Last October Mom sent a birthday check so I could buy tickets to one or two concerts at Orchestra Hall. I had wanted to get back into the habit of going there a few times a year, a practice that had lapsed because of hurried schedules, lack of money, and because Amelia had never liked sitting in the small, hard seats.
Yesterday was the first of these concerts: a recital by the young violinist Joshua Bell.
I hadn't been in that auditorium for at least 10 years. The inside hadn't changed all that much: new seats around behind the stage; a large and complex space ship-like acoustical appliance hanging from the ceiling on an intricate scaffolding of pipes and cables; a couple of other things. They said something at the time of the remodeling about having refinished the chairs, but either my backside has lost a good deal of its natural cushion, or they were as stingy with the padding on those things this time around as they had been a generation ago.
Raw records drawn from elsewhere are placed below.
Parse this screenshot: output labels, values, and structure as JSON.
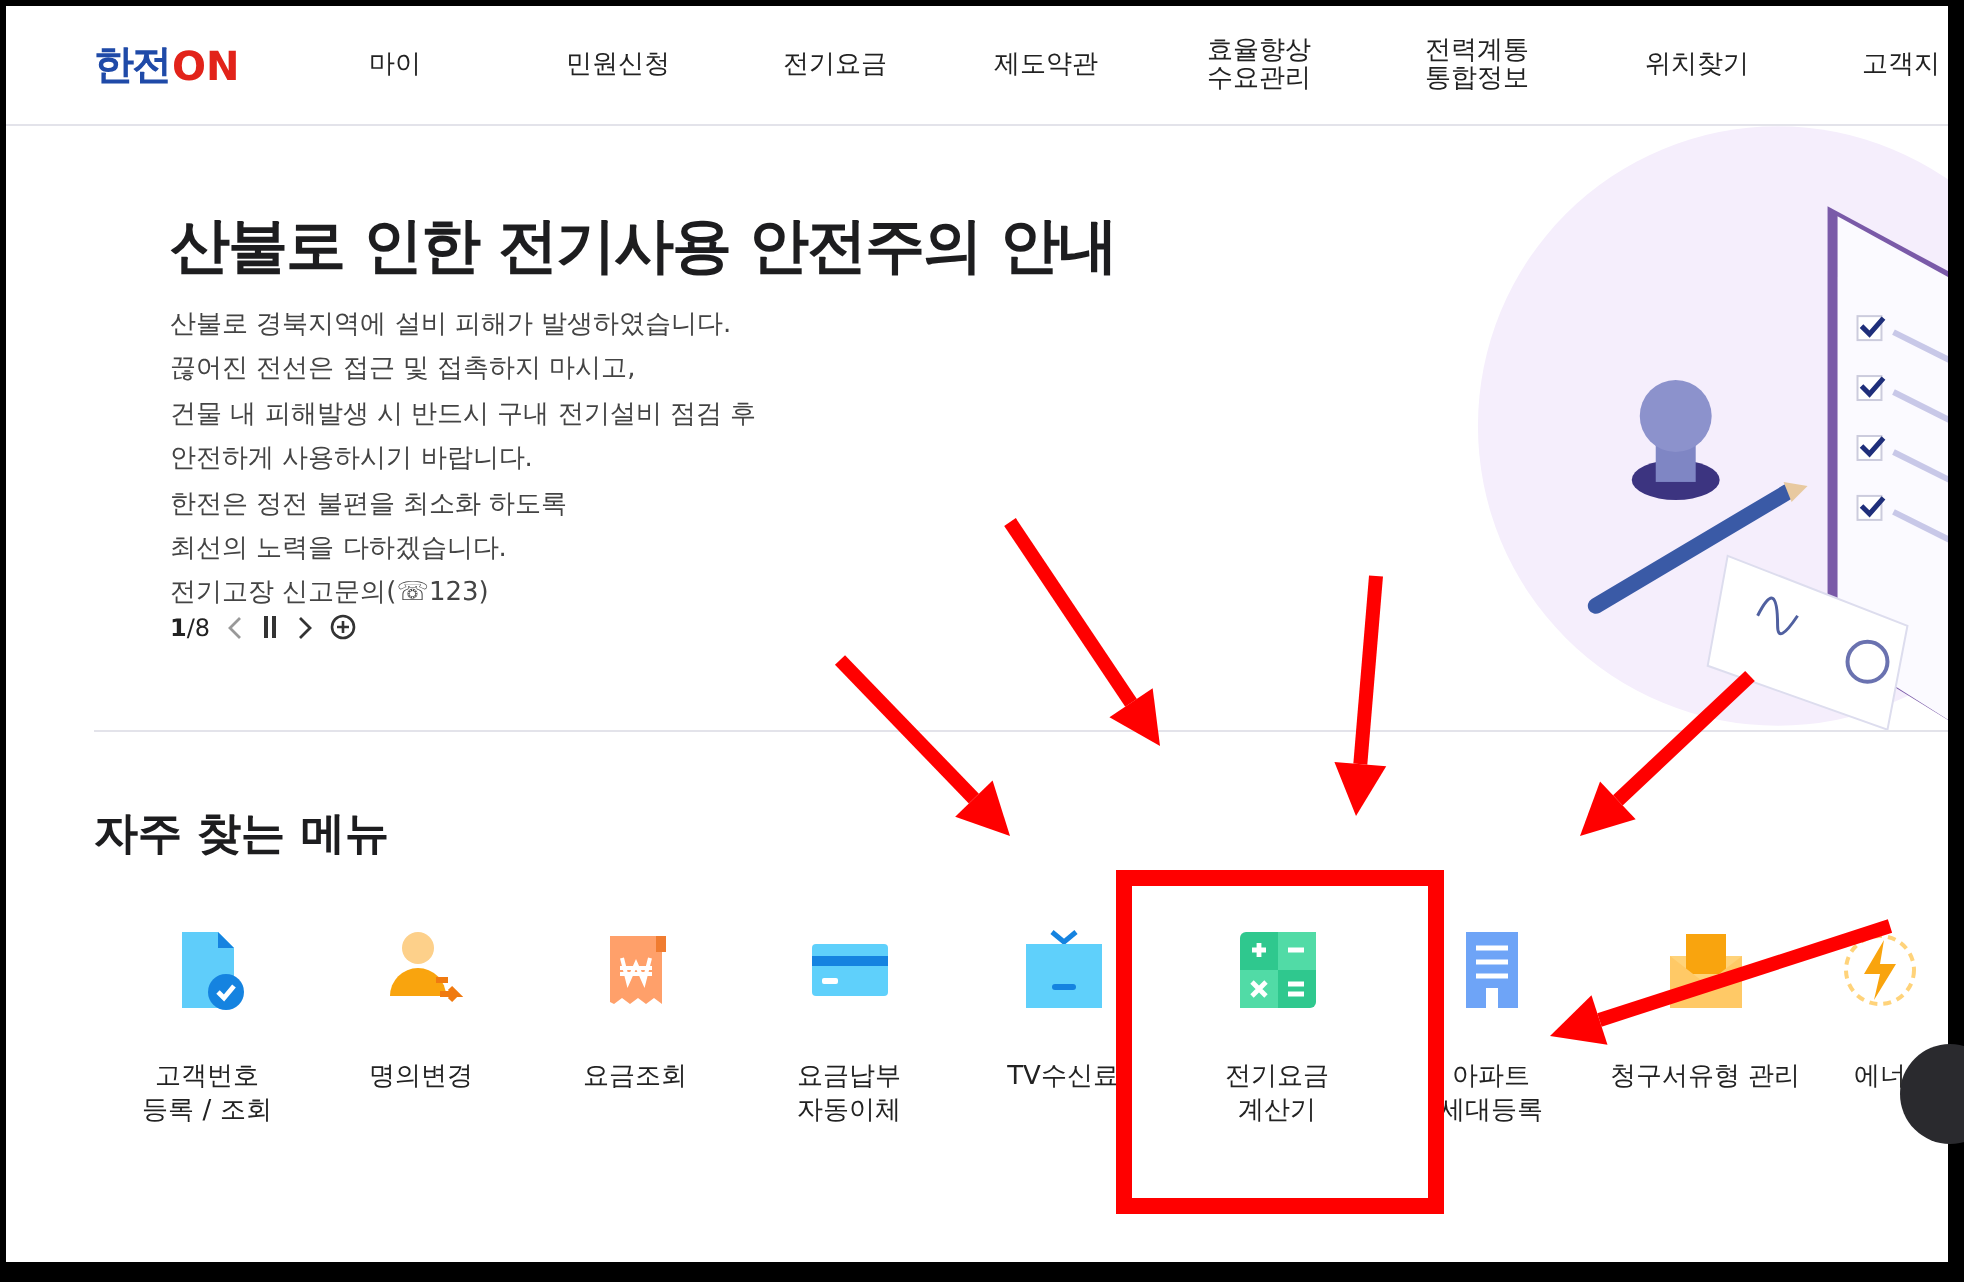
{
  "header": {
    "logo": {
      "text_1": "한전",
      "text_2": "ON"
    },
    "nav": [
      {
        "label": "마이"
      },
      {
        "label": "민원신청"
      },
      {
        "label": "전기요금"
      },
      {
        "label": "제도약관"
      },
      {
        "label": "효율향상\n수요관리"
      },
      {
        "label": "전력계통\n통합정보"
      },
      {
        "label": "위치찾기"
      },
      {
        "label": "고객지"
      }
    ]
  },
  "hero": {
    "title": "산불로 인한 전기사용 안전주의 안내",
    "lines": [
      "산불로 경북지역에 설비 피해가 발생하였습니다.",
      "끊어진 전선은 접근 및 접촉하지 마시고,",
      "건물 내 피해발생 시 반드시 구내 전기설비 점검 후",
      "안전하게 사용하시기 바랍니다.",
      "한전은 정전 불편을 최소화 하도록",
      "최선의 노력을 다하겠습니다.",
      "전기고장 신고문의(☏123)"
    ],
    "pager": {
      "current": "1",
      "total": "/8"
    }
  },
  "quick_menu": {
    "title": "자주 찾는 메뉴",
    "items": [
      {
        "label": "고객번호\n등록 / 조회"
      },
      {
        "label": "명의변경"
      },
      {
        "label": "요금조회"
      },
      {
        "label": "요금납부\n자동이체"
      },
      {
        "label": "TV수신료"
      },
      {
        "label": "전기요금\n계산기"
      },
      {
        "label": "아파트\n세대등록"
      },
      {
        "label": "청구서유형 관리"
      },
      {
        "label": "에너"
      }
    ]
  }
}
Amelia would still have been uncomfortable.
But all reflections of that kind disappeared once this young man began to play. Others have written a lot about Bell's skill, his graceful touch with a melody or the sometimes strange gyrations of his body; I won't try to compete with that. Suffice it to say, the music, the moment, was beautiful.
Part of the way through the first piece, by an Italian composer of the 18th century, as the operatic melody soared through the vast, elegant glittering space, my eyes went to the ceiling and, suddenly, I remembered Mom. She had wanted me to be here, had given the means for me to come, and I was pierced by sadness, by longing, and by gratitude. She would have loved to hear a note-by-note account of the day, which of course I could never share with her now. Still, from beyond the separation between this life and the next, across that infinite divide, Mom had given me yet one more precious gift.